Mars is an original mini-series that aired on National Geographic in 2016. The docudrama combines the fictional story of the first manned mission to Mars while intercutting between filmed discussions of such prospects with today's top scientists and minds. While not the best set-up for scripted television scoring, Nick Cave and Warren Ellis deliver a powerhouse of a score while relying on their usual bag of tricks.
As listeners I feel like we tend to ignore the flaws of our favorite artists. Make no mistake, the music here is exactly what you would expect from Cave and Ellis, with their trademark coarse string rhythms and doodling piano, it sounds like it belongs in any of their previous scores. Each work feels of the same body, yet there is something about their sparse sound and style that really resonates with me. With Mars, the duo utilizes synth as a prominent sound alongside their typical orchestral elements. It feeds into the science fiction of the narrative and fleshes out this semi-fictional world of the series really well, giving the music a unique identifier that helps separate it from their other projects, no matter how similar.

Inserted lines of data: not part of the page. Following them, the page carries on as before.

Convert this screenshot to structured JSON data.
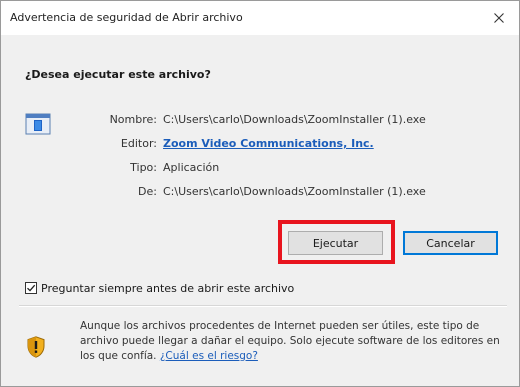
{
  "window": {
    "title": "Advertencia de seguridad de Abrir archivo",
    "close_icon": "close-icon"
  },
  "question": "¿Desea ejecutar este archivo?",
  "file_icon": "application-window-icon",
  "details": {
    "name_label": "Nombre:",
    "name_value": "C:\\Users\\carlo\\Downloads\\ZoomInstaller (1).exe",
    "publisher_label": "Editor:",
    "publisher_value": "Zoom Video Communications, Inc.",
    "type_label": "Tipo:",
    "type_value": "Aplicación",
    "from_label": "De:",
    "from_value": "C:\\Users\\carlo\\Downloads\\ZoomInstaller (1).exe"
  },
  "buttons": {
    "run_label": "Ejecutar",
    "cancel_label": "Cancelar"
  },
  "highlight_color": "#e8141e",
  "checkbox": {
    "label": "Preguntar siempre antes de abrir este archivo",
    "checked": true
  },
  "warning": {
    "icon": "shield-warning-icon",
    "text": "Aunque los archivos procedentes de Internet pueden ser útiles, este tipo de archivo puede llegar a dañar el equipo. Solo ejecute software de los editores en los que confía.",
    "link": "¿Cuál es el riesgo?"
  }
}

The intro song sets the pace and tone very well in just 90 seconds, with a brooding Cave bellowing in with "We're coming in too fast now, everyone is burning bright..." The mood is instantly set in terms of instrumentation, rhythm, and harmony, setting the stage for the music to follow. Cues such as "Mars," "Earth," and "Science" feature faster tempos and brighter orchestral colors which are nicely contrasted by the heavier isolated rhythms found in "Daedalus" and "Voyage." Then there are the cues like "Space Station" and "Planetarium" which sound straight from The Assassination Of Jesse James By The Coward Ford with their melancholic use of piano. The point being that the music at large has nice interplay and variation between emotions as well as pacing. The music is forever engaging and continues to intrigue and draw you in to the soundscape, never letting go until Cave's vocals pulse back in with the finale, "Life On Mars." With all that being said, what truly marks Mars as one of the best scores of 2016 is "Symphony Of The Dead." The cue encapsulates all of the score's primary elements; and the way Cave and Ellis structure the track to build into a segue of the main theme sends chills down your spine.
Mars is a delight from start to finish. Nick Cave and Warren Ellis continue to create soulful and heart wrenching music despite their reliance on trademark motifs and instrumentation. There is a real sense of development and breathing room as the score progresses, which keeps things engrossing throughout while leaving listeners satisfied once things come to a close.